Hi all,
Bit of background. DH is the househusband for our 2yo DS. I earn significantly more than he would and we don’t want to put DS in nursery so it made sense. My DS from a previous relationship has autism and struggles socially so I homeschool.
DH however barely cleans up, unless it is putting the odd dishwasher load or running hoover round. He says it is due to having to look after DS (even though I manage to keep things going even when I have him). He doesn’t do washing, takes months to put away clothes, leaves his bags, dirty clothes and shoes laying round etc which let’s be honest, is typical of a man. He also does not contribute financially despite getting an income through his private rental and spends all his money on himself. I buy EVERYTHING, from nappies, to food, to days out etc. He usually goes out 2/3 nights a week for hobbies whereas I probably go out once every 6 weeks for a coffee with friends.

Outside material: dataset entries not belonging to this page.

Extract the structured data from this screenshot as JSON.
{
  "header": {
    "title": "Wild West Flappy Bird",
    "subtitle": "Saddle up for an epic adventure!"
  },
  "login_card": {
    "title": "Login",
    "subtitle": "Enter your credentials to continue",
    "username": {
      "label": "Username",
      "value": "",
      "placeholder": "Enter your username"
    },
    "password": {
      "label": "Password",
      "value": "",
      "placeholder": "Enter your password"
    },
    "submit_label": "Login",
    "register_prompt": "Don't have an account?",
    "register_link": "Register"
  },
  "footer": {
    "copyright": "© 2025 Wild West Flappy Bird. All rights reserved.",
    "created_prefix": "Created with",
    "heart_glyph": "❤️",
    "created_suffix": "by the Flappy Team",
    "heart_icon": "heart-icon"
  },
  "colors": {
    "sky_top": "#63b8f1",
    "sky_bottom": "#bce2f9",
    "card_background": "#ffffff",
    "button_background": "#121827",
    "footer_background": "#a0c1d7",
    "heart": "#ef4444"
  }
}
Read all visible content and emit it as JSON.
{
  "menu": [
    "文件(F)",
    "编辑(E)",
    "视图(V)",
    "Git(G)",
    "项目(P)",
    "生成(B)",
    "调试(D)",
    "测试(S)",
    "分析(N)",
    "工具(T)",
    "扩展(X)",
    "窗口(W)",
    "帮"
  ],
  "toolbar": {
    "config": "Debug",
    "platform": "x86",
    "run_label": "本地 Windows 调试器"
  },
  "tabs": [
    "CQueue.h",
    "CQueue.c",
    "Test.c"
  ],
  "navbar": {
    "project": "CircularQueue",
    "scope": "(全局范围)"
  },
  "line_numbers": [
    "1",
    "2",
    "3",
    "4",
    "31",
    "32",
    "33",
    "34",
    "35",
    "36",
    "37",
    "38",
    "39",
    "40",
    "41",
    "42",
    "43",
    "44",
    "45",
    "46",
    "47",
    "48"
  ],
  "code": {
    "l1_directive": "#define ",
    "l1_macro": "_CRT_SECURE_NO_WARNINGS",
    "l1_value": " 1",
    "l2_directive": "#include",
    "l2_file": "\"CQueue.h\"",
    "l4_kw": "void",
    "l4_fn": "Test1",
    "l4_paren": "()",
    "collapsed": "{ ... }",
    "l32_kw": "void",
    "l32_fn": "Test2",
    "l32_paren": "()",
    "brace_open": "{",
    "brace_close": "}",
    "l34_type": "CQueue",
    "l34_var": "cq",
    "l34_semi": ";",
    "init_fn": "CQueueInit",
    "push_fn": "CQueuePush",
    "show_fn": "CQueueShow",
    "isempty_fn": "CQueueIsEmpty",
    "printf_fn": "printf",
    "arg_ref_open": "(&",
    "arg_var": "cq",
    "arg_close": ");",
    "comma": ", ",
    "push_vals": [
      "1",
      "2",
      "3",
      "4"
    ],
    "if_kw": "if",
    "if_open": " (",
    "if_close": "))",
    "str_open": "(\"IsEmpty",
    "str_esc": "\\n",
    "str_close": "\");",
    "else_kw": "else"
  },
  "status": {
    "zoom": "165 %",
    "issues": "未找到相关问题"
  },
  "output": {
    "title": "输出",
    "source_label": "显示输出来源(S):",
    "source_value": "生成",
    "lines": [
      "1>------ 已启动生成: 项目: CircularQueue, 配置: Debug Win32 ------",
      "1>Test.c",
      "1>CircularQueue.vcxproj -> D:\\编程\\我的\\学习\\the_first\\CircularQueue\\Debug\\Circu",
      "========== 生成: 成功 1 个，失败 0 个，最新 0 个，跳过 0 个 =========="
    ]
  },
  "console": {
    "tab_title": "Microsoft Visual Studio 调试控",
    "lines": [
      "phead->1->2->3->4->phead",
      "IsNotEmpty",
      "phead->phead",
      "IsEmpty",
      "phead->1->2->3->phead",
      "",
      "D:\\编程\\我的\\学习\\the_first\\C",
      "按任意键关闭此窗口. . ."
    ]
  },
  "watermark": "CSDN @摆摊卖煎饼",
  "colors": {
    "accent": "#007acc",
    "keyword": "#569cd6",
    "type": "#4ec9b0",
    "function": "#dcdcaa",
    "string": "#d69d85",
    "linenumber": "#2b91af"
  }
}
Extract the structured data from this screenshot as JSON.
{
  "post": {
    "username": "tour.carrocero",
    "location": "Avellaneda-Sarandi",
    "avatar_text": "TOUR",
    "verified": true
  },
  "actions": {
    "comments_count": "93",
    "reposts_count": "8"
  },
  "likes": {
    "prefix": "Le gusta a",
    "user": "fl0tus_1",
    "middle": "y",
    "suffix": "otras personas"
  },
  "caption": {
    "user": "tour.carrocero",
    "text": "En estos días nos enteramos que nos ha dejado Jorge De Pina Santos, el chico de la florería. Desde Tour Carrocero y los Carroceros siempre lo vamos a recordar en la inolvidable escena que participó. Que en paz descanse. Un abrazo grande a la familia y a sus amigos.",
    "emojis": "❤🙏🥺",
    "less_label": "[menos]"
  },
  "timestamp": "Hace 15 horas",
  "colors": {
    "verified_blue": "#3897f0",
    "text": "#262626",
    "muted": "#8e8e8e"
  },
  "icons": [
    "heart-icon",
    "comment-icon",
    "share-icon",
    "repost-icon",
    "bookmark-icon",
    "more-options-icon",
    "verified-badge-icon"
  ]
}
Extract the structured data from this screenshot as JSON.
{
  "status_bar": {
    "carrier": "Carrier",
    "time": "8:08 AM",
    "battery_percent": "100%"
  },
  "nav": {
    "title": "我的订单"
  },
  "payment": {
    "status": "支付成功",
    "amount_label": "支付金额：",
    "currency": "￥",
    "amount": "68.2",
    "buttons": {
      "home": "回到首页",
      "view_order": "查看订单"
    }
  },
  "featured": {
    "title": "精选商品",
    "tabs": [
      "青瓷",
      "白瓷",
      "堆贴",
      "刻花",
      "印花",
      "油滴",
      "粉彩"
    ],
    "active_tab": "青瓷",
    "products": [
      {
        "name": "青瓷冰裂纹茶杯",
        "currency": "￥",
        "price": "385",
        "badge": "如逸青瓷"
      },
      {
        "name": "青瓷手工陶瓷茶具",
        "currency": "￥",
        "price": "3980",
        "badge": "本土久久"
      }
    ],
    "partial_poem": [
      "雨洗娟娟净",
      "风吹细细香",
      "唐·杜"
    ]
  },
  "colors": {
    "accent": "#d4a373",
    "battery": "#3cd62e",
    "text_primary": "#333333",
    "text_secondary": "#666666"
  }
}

I work from home and also homeschool my older DS during my working hours too as DH says he can’t do it which I understand and was my choice.
I have my grumblings, but I take this on the chin as it was a joint decision to keep DS2 off nursery and we knew there would be slight uneven scales.
Recently however, I have had a cardiac event during the week which they believe is due to an underlying heart issue and have been put on beta blockers/statins whilst undergoing further investigations. I am still waking up with DS throughout the night, doing 90% of the household chores, homeschooling and working. He has to rock our DS to sleep (another issue, it takes about 30 mins each time!) for both their nap and bedtime. DH has done the last 3 days and just said it’s not fair he has to do it again tonight, to which I stated I have done everything else and he said “well I cut the grass today too and maybe you should rest instead of doing housework” to which I gently replied “I have to or no one would”. He’s then said “well you will have to rock him both days tomorrow as my arms hurt and I have tennis Sunday and I won’t be able to play properly otherwise”.
I understand it is hard work, and he has had to do it more than me over the last few weeks as I also had a MC so was in pain, but usually we split it. He is also out all day Sunday so I will have to do it then too.
AIBU to expect a bit of help during this time? Or does my DH sound unreasonable?